Re: Performance Optimizations and Expected Benchmark Results

Posted by Ted Dunning <te...@gmail.com>.

So the current state of your problem is this:

a) desired indexing speed = 10,000 objects per second (peak rate) (ish)

b) total number of objects = 10,000,000

This gives desired from-scratch indexing time of 1000 seconds = 17 minutes

c) object life = 2+ days

but 2 days = 170,000 seconds.  At 10,000 objects per second, this would be
1.7 billion objects which is nearly 100x the actual size.  So your rate
assumptions have massive peak / valley ratios.

If all 10 million objects turn over in 2 days, the average indexing speed
only needs to be 60 objects per second.  I suspect that this is actually
considerably higher than you meant to imply, but we can still use it.

d) desired latency before search = a few minutes (call it 100 seconds)

So it sounds like your objects arrive in batches or like you reprocess all
of your objects frequently.

My question about incremental indexing had to do with whether you really
needed to re-index everything from scratch every time or whether it would be
feasible to simply index new objects as they arrive.  Moreover, if you
dedicate a single index per day of data and
the only deletion policy is mass expiration, then you can simply delete an
index to accomplish all deletion.

You earlier said that you could pretty easily achieve 1000 objects per
second indexing speed.  If we assume that your data arrives every 30 seconds
in a batch of about 2000 objects, then the indexing for this batch should
take about 2 seconds.  That seems
to give you at least a 15:1 safety margin at the cost of implementing a
buffer that can store a few thousand objects.

Why doesn't that work for you?

On Sun, Aug 29, 2010 at 1:18 AM, Ron Ratovsky <ro...@correlsense.com> wrote:

> Answers are within the message.
>
> On Fri, Aug 27, 2010 at 22:05, Ted Dunning <te...@gmail.com> wrote:
>
> > Can you say a bit more about your application?  How many objects total
> are
> > there?
>
> Our goal is to hold a few tens of millions objects at any given time.
>
>
> > What is an object lifetime?
> >
> At minimum - 2 days.
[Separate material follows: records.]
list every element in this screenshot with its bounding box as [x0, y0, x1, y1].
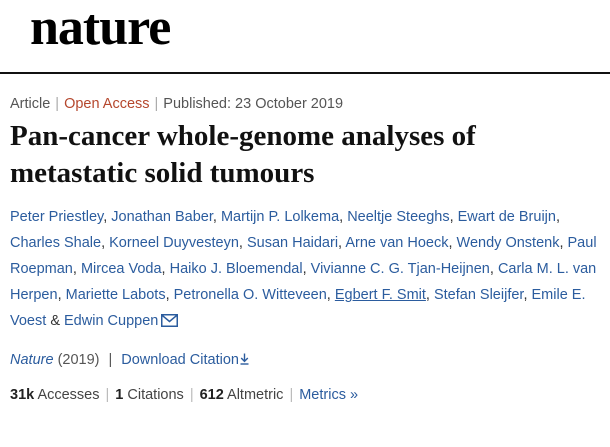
citation-separator: |: [108, 352, 113, 368]
author-link[interactable]: Wendy Onstenk: [456, 235, 560, 251]
article-meta: Article | Open Access | Published: 23 Octobe…: [10, 96, 602, 112]
masthead: nature: [0, 0, 610, 72]
author-link[interactable]: Arne van Hoeck: [345, 235, 449, 251]
citations-label: Citations: [127, 387, 184, 403]
metrics-link[interactable]: Metrics »: [299, 387, 358, 403]
author-link[interactable]: Korneel Duyvesteyn: [109, 235, 239, 251]
accesses-label: Accesses: [37, 387, 100, 403]
meta-separator: |: [154, 96, 159, 112]
article-header: Article | Open Access | Published: 23 Octobe…: [0, 96, 610, 403]
author-link-hovered[interactable]: Egbert F. Smit: [334, 287, 426, 303]
citations-count: 1: [115, 387, 124, 403]
citation-year: (2019): [57, 352, 100, 368]
download-arrow-icon: [240, 353, 249, 369]
author-link[interactable]: Peter Priestley: [10, 209, 104, 225]
metrics-link-label: Metrics: [299, 387, 346, 403]
author-link[interactable]: Carla M. L. van Herpen: [10, 261, 597, 303]
nature-logo[interactable]: nature: [30, 0, 171, 56]
author-link[interactable]: Mariette Labots: [65, 287, 166, 303]
article-title: Pan-cancer whole-genome analyses of meta…: [10, 120, 476, 189]
author-link[interactable]: Stefan Sleijfer: [433, 287, 524, 303]
accesses-count: 31k: [10, 387, 35, 403]
metrics-separator: |: [289, 387, 294, 403]
meta-separator: |: [55, 96, 60, 112]
download-citation-link[interactable]: Download Citation: [121, 352, 249, 368]
article-metrics: 31k Accesses | 1 Citations | 612 Altmetric | M…: [10, 387, 602, 403]
author-link[interactable]: Martijn P. Lolkema: [220, 209, 340, 225]
metrics-separator: |: [105, 387, 110, 403]
author-link[interactable]: Neeltje Steeghs: [347, 209, 450, 225]
author-list: Peter Priestley, Jonathan Baber, Martijn…: [10, 204, 602, 336]
author-link-corresponding[interactable]: Edwin Cuppen: [64, 313, 159, 329]
chevron-right-icon: »: [349, 387, 359, 403]
citation-line: Nature (2019) | Download Citation: [10, 352, 602, 369]
author-link[interactable]: Mircea Voda: [80, 261, 162, 277]
author-link[interactable]: Paul Roepman: [10, 235, 597, 277]
open-access-badge: Open Access: [64, 96, 150, 112]
published-date: Published: 23 October 2019: [163, 96, 344, 112]
author-link[interactable]: Petronella O. Witteveen: [173, 287, 327, 303]
author-link[interactable]: Haiko J. Bloemendal: [169, 261, 303, 277]
download-citation-label: Download Citation: [121, 352, 239, 368]
author-link[interactable]: Jonathan Baber: [111, 209, 213, 225]
altmetric-count: 612: [199, 387, 224, 403]
altmetric-label: Altmetric: [227, 387, 284, 403]
article-type: Article: [10, 96, 51, 112]
author-link[interactable]: Vivianne C. G. Tjan-Heijnen: [310, 261, 490, 277]
author-link[interactable]: Ewart de Bruijn: [457, 209, 556, 225]
author-link[interactable]: Emile E. Voest: [10, 287, 586, 329]
author-link[interactable]: Susan Haidari: [246, 235, 339, 251]
author-link[interactable]: Charles Shale: [10, 235, 102, 251]
masthead-divider: [0, 72, 610, 74]
mail-icon[interactable]: [161, 310, 179, 336]
author-join: &: [50, 313, 60, 329]
metrics-separator: |: [189, 387, 194, 403]
journal-link[interactable]: Nature: [10, 352, 54, 368]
It can increase depending on the application stress
> (with inverse relation).
>
>
> > How soon must an object be searchable?
>
> Preferably asap, but a few minutes should suffice. We don't want to start
> generating a back-log since it'll just keep growing.
>
> > Can the index be built incrementally?
>
> I'm not entirely sure what you mean by that.
>
> > What is your search speed/throughput requirement?
>
> Currently, I don't have the numbers exactly. I imagine the load on the
> search would be fairly 'low', but I don't know how to quantify it yet.
>

Re: Performance Optimizations and Expected Benchmark Results

Posted by Ron Ratovsky <ro...@correlsense.com>.
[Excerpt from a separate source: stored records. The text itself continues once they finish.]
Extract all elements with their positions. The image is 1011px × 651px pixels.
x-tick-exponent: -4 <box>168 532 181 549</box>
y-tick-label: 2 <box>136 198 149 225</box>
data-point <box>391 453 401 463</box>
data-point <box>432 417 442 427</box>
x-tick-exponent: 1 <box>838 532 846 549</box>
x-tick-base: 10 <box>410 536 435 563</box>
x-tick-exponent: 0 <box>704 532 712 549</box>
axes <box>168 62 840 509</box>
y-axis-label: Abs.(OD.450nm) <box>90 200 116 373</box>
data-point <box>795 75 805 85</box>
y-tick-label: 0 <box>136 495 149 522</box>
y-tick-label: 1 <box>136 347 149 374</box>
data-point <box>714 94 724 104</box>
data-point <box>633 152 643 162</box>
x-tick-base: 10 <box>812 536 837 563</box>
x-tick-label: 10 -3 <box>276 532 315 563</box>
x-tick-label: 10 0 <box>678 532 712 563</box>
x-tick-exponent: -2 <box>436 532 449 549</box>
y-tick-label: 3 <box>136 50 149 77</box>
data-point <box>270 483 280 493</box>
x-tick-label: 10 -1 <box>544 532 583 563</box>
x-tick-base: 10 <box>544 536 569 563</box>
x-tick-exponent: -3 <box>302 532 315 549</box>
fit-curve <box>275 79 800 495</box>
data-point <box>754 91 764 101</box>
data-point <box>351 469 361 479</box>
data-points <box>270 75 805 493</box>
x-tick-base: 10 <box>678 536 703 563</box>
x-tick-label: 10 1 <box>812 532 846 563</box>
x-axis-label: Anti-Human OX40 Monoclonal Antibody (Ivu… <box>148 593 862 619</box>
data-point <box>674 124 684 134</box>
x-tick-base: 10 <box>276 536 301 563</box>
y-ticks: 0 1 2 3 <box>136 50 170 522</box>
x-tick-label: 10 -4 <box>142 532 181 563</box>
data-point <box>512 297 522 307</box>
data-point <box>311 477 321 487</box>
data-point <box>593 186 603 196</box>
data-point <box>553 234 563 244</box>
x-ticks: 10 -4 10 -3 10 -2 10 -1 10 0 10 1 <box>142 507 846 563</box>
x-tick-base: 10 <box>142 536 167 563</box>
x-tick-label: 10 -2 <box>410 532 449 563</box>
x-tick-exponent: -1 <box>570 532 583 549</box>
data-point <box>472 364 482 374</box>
Answers are within the message.

On Fri, Aug 27, 2010 at 22:05, Ted Dunning <te...@gmail.com> wrote:

> Can you say a bit more about your application?  How many object total are
> there?
>
> Our goal is to hold a few tens of millions objects at any given time.

> What is an object lifetime?
>
> At minimum - 2 days. It can increase depending on the application stress
(with inverse relation).

> How soon must an object be searchable?
>

Preferably asap, but a few minutes should suffice. We don't want to start
generating a back-log since it'll just keep growing.

>
> Can the index be built incrementally?
>

I'm not entirely sure what you mean by that.

>
> What is your search speed/throughput requirement?
>
> Currently, I don't have the numbers exactly. I imagine the load on the
search would be fairly 'low', but I don't know how to quantify it yet.

Re: Performance Optimizations and Expected Benchmark Results

Posted by Ted Dunning <te...@gmail.com>.

Can you say a bit more about your application?  How many object total are
there?

What is an object lifetime?

How soon must an object be searchable?

Can the index be built incrementally?

What is your search speed/throughput requirement?

On Thu, Aug 26, 2010 at 8:58 AM, Ron Ratovsky <ro...@correlsense.com> wrote:

> Hi everyone,
> My colleague and I are fairly new to Lucene. We've been playing around with
> it for a while, but we're far from being experts.
> We want to use Lucene to allow full text search on the objects our
> application produces.
> The application is operates at a fairly high throughput. Without indexing,
> we manage to process about 10k objects per second. On average, the data is
> about 2kb in size, containing several dozens of fields.
> When we run the application with indexing on, our throughput drops to 1-2k
> ops/sec.
> While we expect the performance to drop, we were wondering whether there's
> a
> way to boost the performance we get.
> I'm not sure what information is required in order to help us out, so I'd
> appreciate if you guys can mention whatever is needed.
> Thanks,
> Ron
>